[PATCH] D11860: [SCEV] Apply NSW and NUW flags via poison value analysis for sub, mul and shl
Bjarke Hammersholt Roune via llvm-commits
llvm-commits at lists.llvm.org
Thu Aug 13 21:01:36 PDT 2015
broune marked 4 inline comments as done.
================
Comment at: lib/Analysis/ScalarEvolution.cpp:3381
@@ +3380,3 @@
+ // Let M be the minimum representable signed value. Then -RHS
+ // signed-wraps if and only if RHS is M. That can happen even for
+ // a NSW subtraction because e.g. -M signed-wraps even though -1 - M
----------------
sanjoy wrote:
> My subjective opinion is that since there is no direct representation of `-X` in LLVM IR, we ultimately have to choose a specific representation to reason about. The specific representation is not obvious either since both `sub 0 X` and `mul -1 X` are equally valid, so it is nice to be explicit about these things. Moreover, here things are doubly confusing since `sub 0 X` and `mul -1 X` have identical behavior w.r.t. `nsw` so there is no easy way for the reader to "check" if (s)he understood the intent correctly.
>
> However, objectively, I don't think there is any problem with directly proving things about a mathematical negation operation, so I'd suggest just putting in a sentence either here or above on what exactly you mean by `-RHS`.
I changed it to (-1)*RHS.
================
Comment at: lib/Analysis/ScalarEvolution.cpp:3408
@@ +3407,3 @@
+ // not know that in this case.
+ if (RHSIsNotMinSigned || isa<SCEVAddRecExpr>(RHS))
+ NegFlags = SCEV::FlagNSW;
----------------
sanjoy wrote:
> But what if you have a loop nested within other, and LHS is an addrec on the inner loop while RHS is an addrec on the outer loop?
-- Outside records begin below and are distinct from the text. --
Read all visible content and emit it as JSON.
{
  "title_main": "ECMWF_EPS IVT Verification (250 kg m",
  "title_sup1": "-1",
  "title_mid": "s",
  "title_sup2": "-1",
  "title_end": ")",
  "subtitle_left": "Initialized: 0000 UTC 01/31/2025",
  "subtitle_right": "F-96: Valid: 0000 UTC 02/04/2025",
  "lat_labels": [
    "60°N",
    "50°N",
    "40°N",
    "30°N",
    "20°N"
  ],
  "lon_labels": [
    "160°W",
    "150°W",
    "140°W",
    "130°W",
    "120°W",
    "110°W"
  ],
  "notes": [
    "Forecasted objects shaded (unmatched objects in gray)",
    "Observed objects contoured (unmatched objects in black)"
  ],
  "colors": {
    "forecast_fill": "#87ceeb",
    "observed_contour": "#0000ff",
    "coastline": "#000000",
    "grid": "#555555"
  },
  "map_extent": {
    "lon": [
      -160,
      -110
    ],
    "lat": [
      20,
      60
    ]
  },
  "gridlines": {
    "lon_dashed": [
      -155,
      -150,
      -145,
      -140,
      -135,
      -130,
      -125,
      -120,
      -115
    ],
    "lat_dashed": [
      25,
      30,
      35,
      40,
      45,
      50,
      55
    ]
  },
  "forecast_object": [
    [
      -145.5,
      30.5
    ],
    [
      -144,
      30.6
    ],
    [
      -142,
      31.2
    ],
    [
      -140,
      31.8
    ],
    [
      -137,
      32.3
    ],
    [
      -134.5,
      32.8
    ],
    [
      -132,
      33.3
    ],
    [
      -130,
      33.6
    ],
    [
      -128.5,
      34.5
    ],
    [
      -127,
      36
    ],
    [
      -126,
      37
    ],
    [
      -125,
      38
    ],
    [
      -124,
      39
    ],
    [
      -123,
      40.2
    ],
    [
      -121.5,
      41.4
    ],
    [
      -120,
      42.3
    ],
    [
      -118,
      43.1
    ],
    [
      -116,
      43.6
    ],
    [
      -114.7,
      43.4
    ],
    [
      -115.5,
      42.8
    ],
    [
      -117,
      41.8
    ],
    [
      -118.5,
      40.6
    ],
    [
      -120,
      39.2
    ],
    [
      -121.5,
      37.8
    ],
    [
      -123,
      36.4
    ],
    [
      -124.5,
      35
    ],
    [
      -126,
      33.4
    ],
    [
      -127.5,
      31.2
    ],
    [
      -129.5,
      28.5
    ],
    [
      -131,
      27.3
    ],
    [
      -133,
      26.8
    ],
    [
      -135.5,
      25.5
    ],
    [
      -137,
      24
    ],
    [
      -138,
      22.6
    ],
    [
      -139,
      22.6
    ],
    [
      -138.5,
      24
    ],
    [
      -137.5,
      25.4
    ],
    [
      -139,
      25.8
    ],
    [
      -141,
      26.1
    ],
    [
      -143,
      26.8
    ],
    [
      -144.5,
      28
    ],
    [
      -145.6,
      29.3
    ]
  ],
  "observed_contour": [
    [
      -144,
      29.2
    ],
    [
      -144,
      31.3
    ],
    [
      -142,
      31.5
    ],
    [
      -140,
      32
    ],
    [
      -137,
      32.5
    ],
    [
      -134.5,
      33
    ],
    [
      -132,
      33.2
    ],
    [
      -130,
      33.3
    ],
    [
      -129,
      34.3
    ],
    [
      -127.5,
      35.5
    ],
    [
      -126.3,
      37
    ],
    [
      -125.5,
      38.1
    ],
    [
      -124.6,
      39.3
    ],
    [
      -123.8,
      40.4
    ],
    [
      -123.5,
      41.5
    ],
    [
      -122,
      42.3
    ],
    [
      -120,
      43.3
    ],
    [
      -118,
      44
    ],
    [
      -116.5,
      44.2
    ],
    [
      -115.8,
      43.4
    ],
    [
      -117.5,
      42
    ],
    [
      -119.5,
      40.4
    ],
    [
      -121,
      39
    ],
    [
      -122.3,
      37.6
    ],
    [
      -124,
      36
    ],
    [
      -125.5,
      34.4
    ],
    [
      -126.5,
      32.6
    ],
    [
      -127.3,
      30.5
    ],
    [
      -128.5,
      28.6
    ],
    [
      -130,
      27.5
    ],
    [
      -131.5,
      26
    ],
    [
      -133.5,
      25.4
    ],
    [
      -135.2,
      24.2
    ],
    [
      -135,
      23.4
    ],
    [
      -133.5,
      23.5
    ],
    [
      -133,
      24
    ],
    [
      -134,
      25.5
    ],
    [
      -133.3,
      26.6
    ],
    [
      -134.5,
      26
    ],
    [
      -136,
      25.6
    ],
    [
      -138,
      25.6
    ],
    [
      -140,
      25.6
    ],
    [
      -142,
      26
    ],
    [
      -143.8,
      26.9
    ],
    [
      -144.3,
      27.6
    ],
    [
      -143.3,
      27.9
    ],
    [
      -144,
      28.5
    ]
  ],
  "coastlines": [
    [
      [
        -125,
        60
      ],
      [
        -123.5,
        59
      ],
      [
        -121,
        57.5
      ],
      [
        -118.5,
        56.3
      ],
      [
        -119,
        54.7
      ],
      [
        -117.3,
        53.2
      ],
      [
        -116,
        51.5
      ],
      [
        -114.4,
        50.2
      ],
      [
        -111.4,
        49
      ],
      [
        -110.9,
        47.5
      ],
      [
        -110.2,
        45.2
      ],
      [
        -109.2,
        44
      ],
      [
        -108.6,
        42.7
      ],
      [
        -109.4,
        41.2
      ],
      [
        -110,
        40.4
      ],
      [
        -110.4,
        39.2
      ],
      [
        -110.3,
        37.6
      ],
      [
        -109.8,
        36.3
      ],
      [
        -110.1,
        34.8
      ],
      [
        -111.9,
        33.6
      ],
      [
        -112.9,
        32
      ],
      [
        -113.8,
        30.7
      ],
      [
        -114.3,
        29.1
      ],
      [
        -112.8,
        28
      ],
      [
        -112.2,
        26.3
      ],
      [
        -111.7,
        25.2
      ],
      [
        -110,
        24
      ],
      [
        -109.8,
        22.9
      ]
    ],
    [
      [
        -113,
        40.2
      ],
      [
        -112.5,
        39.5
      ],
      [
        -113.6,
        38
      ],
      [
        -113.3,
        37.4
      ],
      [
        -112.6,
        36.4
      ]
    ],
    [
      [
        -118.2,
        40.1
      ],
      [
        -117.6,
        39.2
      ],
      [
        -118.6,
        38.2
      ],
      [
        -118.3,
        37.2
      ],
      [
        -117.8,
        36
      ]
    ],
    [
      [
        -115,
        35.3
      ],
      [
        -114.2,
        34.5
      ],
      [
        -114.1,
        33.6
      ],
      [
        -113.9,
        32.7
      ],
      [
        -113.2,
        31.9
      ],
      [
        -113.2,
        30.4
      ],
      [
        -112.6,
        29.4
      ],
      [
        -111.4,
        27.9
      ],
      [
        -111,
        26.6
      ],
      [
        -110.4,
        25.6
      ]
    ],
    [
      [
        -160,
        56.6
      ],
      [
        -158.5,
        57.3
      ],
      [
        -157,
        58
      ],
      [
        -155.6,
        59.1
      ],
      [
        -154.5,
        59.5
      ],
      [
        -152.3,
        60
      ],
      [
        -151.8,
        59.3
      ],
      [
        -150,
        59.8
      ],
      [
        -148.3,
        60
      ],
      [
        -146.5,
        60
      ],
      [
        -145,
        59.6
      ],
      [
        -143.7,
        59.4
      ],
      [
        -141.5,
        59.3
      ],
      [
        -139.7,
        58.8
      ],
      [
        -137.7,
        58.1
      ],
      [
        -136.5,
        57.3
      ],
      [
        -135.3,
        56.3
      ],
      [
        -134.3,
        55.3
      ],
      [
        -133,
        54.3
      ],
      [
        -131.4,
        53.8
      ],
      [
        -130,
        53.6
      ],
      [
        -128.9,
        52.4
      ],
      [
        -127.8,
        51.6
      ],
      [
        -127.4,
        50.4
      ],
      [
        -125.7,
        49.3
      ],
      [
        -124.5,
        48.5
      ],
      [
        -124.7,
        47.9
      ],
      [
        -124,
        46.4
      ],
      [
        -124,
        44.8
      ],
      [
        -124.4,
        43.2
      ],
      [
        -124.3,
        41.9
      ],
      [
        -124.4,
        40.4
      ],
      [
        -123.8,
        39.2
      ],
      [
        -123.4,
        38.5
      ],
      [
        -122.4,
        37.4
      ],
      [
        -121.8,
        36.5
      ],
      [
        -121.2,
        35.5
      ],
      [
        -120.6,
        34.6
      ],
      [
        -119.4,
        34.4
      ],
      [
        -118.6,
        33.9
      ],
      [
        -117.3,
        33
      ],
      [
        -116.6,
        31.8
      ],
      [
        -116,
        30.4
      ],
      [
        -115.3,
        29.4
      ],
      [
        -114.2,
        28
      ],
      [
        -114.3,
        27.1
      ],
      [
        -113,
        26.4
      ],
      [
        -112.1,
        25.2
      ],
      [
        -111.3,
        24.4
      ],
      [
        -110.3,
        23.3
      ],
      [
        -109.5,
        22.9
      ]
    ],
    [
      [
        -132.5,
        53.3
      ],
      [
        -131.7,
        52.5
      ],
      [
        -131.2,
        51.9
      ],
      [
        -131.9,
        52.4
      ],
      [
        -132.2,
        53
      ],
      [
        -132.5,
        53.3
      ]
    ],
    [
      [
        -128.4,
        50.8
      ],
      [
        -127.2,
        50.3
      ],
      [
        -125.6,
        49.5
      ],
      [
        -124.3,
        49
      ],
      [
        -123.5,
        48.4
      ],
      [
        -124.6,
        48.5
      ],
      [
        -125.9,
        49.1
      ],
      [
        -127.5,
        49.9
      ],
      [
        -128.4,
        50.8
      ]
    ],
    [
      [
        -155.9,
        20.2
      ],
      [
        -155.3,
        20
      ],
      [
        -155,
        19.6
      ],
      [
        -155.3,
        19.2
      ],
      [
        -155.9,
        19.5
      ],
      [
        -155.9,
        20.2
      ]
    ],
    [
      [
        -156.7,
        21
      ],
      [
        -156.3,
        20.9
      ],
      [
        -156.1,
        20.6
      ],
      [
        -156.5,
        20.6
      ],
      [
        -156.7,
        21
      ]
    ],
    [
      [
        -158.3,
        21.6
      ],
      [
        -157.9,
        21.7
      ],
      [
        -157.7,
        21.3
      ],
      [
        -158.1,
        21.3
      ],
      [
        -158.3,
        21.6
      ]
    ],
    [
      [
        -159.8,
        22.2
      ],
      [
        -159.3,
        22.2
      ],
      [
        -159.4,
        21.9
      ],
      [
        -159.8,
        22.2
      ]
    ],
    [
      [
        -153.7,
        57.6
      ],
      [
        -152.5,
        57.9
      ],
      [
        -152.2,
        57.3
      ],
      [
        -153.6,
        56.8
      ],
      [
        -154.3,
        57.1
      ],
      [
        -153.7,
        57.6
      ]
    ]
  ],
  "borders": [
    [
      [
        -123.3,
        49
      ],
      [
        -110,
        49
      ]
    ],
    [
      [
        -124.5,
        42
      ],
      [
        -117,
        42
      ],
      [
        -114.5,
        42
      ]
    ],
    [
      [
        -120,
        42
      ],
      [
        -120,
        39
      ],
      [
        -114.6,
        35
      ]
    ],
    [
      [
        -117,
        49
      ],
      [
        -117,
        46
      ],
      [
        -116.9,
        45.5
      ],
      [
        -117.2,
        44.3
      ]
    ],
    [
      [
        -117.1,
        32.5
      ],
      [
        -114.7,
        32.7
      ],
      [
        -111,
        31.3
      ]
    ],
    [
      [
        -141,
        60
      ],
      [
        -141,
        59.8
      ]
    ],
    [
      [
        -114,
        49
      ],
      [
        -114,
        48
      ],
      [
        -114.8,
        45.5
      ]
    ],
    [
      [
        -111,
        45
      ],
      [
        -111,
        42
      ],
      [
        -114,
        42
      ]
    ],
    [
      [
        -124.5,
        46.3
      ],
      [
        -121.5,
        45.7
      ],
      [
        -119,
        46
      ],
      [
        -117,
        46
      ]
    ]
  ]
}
Then `LHS - RHS` would be an addrec on the inner loop (so the `nsw` is guaranteed to apply only on the inner loop), but `RHS` has a larger scope than the inner loop while still being an add rec.
>
> IOW, something like this:
>
> ```
> define void @f(i32 %outer_l, i32 %inner_l) {
> entry:
> br label %outer
>
> outer:
> %o_idx = phi i32 [ 0, %entry ], [ %o_idx.inc, %outer.be ]
> %o_idx.inc = add i32 %o_idx, 1
> %cond = icmp eq i32 %o_idx, 42
> br i1 %cond, label %inner, label %outer.be
>
> inner:
> %i_idx = phi i32 [ 0, %outer ], [ %i_idx.inc, %inner ]
> %i_idx.inc = add i32 %i_idx, 1
> %v = sub nsw i32 %i_idx, %o_idx
> %cond2 = icmp eq i32 %i_idx, %inner_l
> br i1 %cond2, label %outer.be, label %inner
>
> outer.be:
> %cond3 = icmp eq i32 %o_idx, %outer_l
> br i1 %cond3, label %exit, label %outer
>
> exit:
> ret void
> }
> ```
>
> where `%v` is an add rec for the `%inner` loop while `%o_idx` is an add rec on the outer loop.
Good point, I added a test case that is based on this. It could also be an addrec on the outer loop, which is what I was thinking of it as, but your example shows that that interpretation is not sufficient. There should be a workable scheme where whomever proves NSW or NUW and passes in those flags also can explicitly pass in the loop that the flags are proven within, though I'll leave that for another time.
I now only put NSW on the negation if it can be proven without using the passed-in NSW.